应怜青路过时,众人却一瞬间噤声,只有薛凌玉转身看向他,朝应怜青轻蔑一笑:“应师兄。”

应怜青颔首。

众人这才重新活络起来,有热心的弟子指着薛凌玉的那枚辫子道:“应师兄,薛怀师弟的手艺可真好!”

有人附和道:“就是啊!感觉薛怀师弟平素不怎么爱说话,不过现在看来当薛怀师弟的弟弟,似乎也不错。”

旁边有人推搡着他的背,乐道:“这你就别痴心妄想了,人家有一个弟弟就够了。”

薛凌玉站在众人之中,却犹如鹤立鸡群,足以掩盖过所有人,他轻轻一笑,仍然看着应怜青道:“是啊,哥哥有我一个就够了。”

应怜青什么也没说,转身离开。

清濯崖上,薛怀赠给他的种子已被种下,摆在窗台生根发芽,晶莹如雪的莲花盈盈盛开。

应怜青垂眼看着窗外落花,手指不自觉地攥紧,被莲花瓣刺出一手鲜红,也恍然不觉,直到眼底中看见一叶花瓣坠落,他才恍然收手。

又动用灵诀修复了那盆莲花,莲花复原如初,而他的手仍在渗血,一滴一滴落下,应怜青只是任由它们落下。

在师兄门外徘徊了半晌,薛怀仍旧纠结该不该敲门进去。

他虽然答应了小玉,可却不知道如何同师兄开口。自山下一行,他心里已然十分倚重师兄了。

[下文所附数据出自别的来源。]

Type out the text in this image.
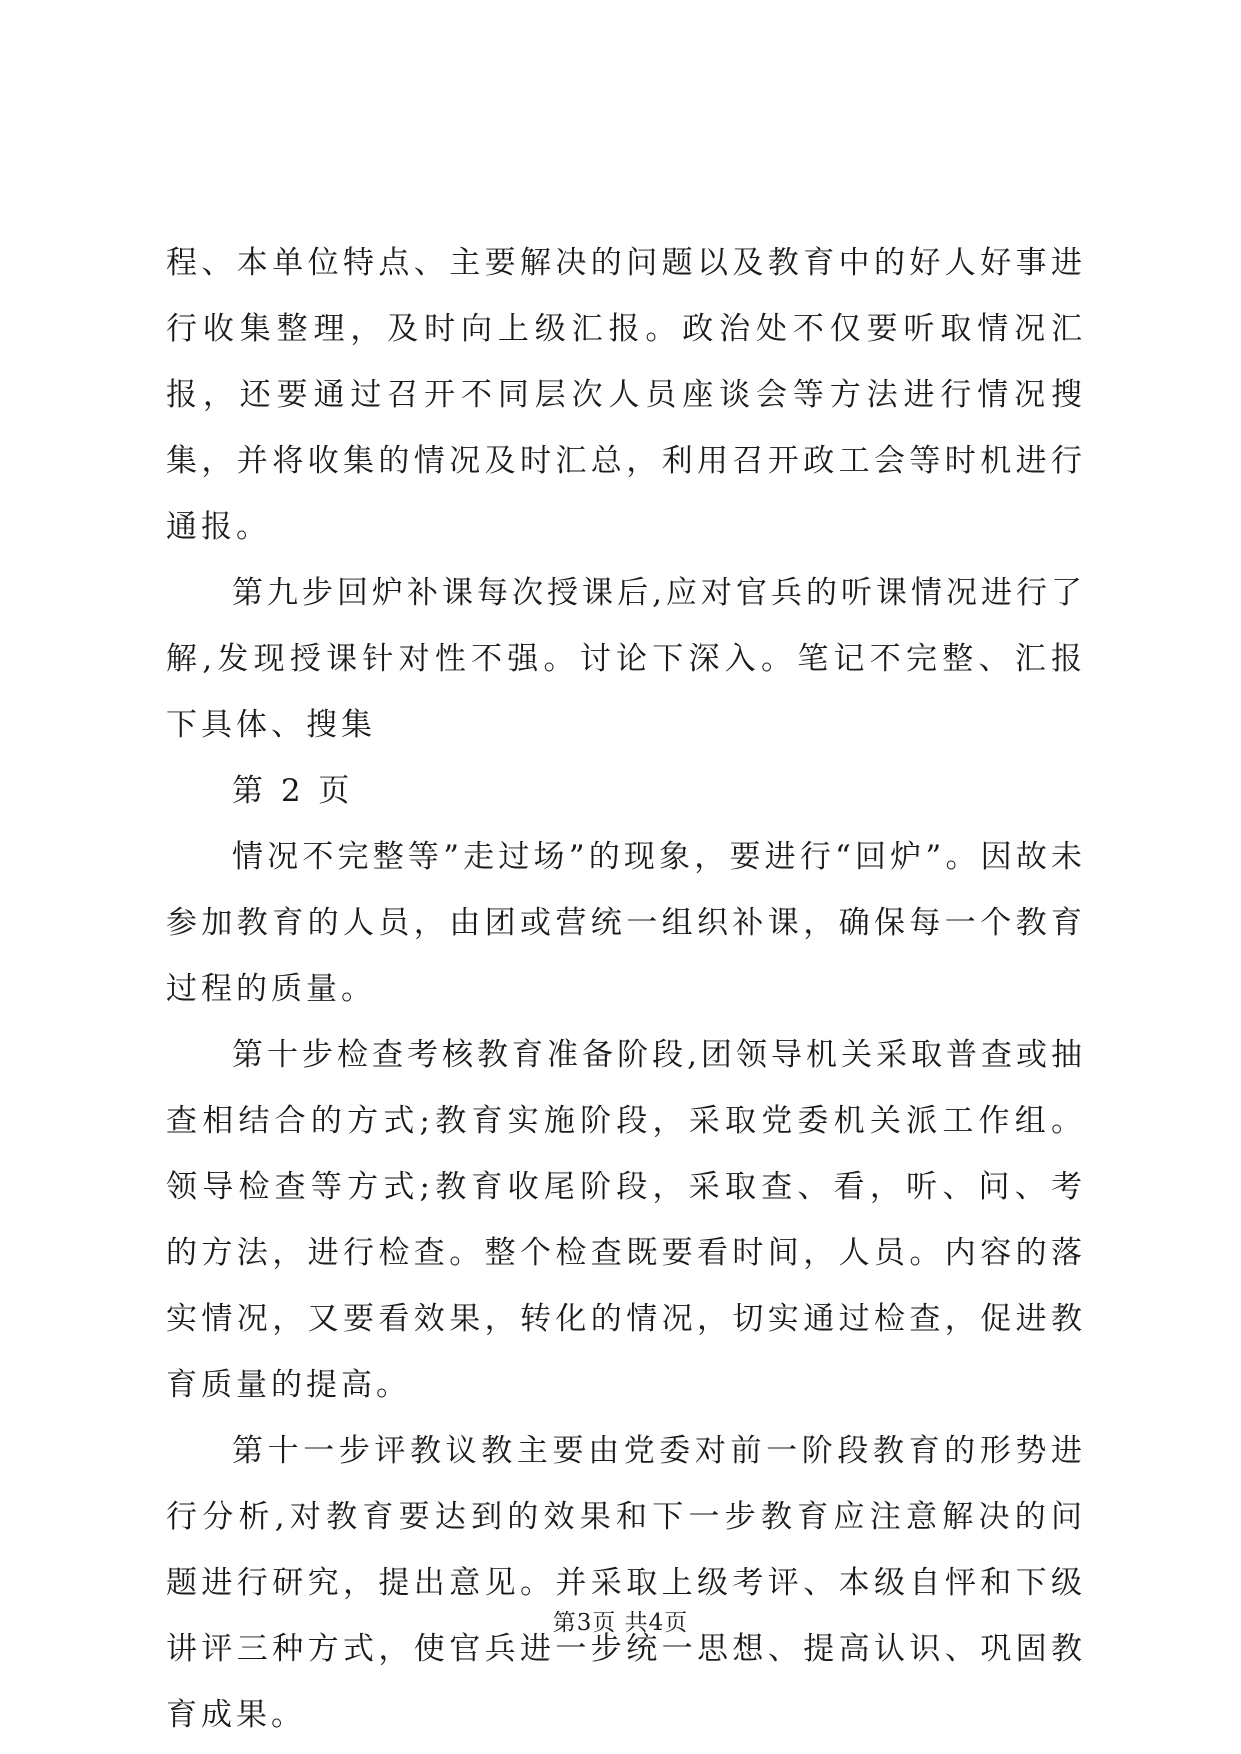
程、本单位特点、主要解决的问题以及教育中的好人好事进行收集整理，及时向上级汇报。政治处不仅要听取情况汇报，还要通过召开不同层次人员座谈会等方法进行情况搜集，并将收集的情况及时汇总，利用召开政工会等时机进行通报。

第九步回炉补课每次授课后,应对官兵的听课情况进行了解,发现授课针对性不强。讨论下深入。笔记不完整、汇报下具体、搜集

第 2 页

情况不完整等”走过场”的现象，要进行“回炉”。因故未参加教育的人员，由团或营统一组织补课，确保每一个教育过程的质量。

第十步检查考核教育准备阶段,团领导机关采取普查或抽查相结合的方式;教育实施阶段，采取党委机关派工作组。领导检查等方式;教育收尾阶段，采取查、看，听、问、考的方法，进行检查。整个检查既要看时间，人员。内容的落实情况，又要看效果，转化的情况，切实通过检查，促进教育质量的提高。

第十一步评教议教主要由党委对前一阶段教育的形势进行分析,对教育要达到的效果和下一步教育应注意解决的问题进行研究，提出意见。并采取上级考评、本级自怦和下级讲评三种方式，使官兵进一步统一思想、提高认识、巩固教育成果。

第3页 共4页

不知徘徊了多久,那门却忽的一声开了,应怜青站在门后,对他笑笑:“阿怀,你怎么在此?”

薛怀低头道:“我……有事与师兄说。”

应怜青领着他进来,与他一道坐下,薛怀便先看见了窗外那盆盛开的莲花,正对着他盛开,有浅黄蝴蝶栖息其上。

薛怀半惊半喜:“师兄……这便是那种子开出的花吗?”

应怜青浅笑:“嗯,因为我缺了些耐性,便使了灵力令它提前盛开了。”

应怜青轻轻揉过那花瓣,脸色有一闪而过的黯然:“只是却少了等待的滋味……”

薛怀没听清,应怜青便又接着道:“那么,阿怀此来,是有什么事与我说呢?”

薛怀张了张口,突然便感到一种难过,事到临头,他却有几分犹疑,自己真的应该去和小玉同住吗?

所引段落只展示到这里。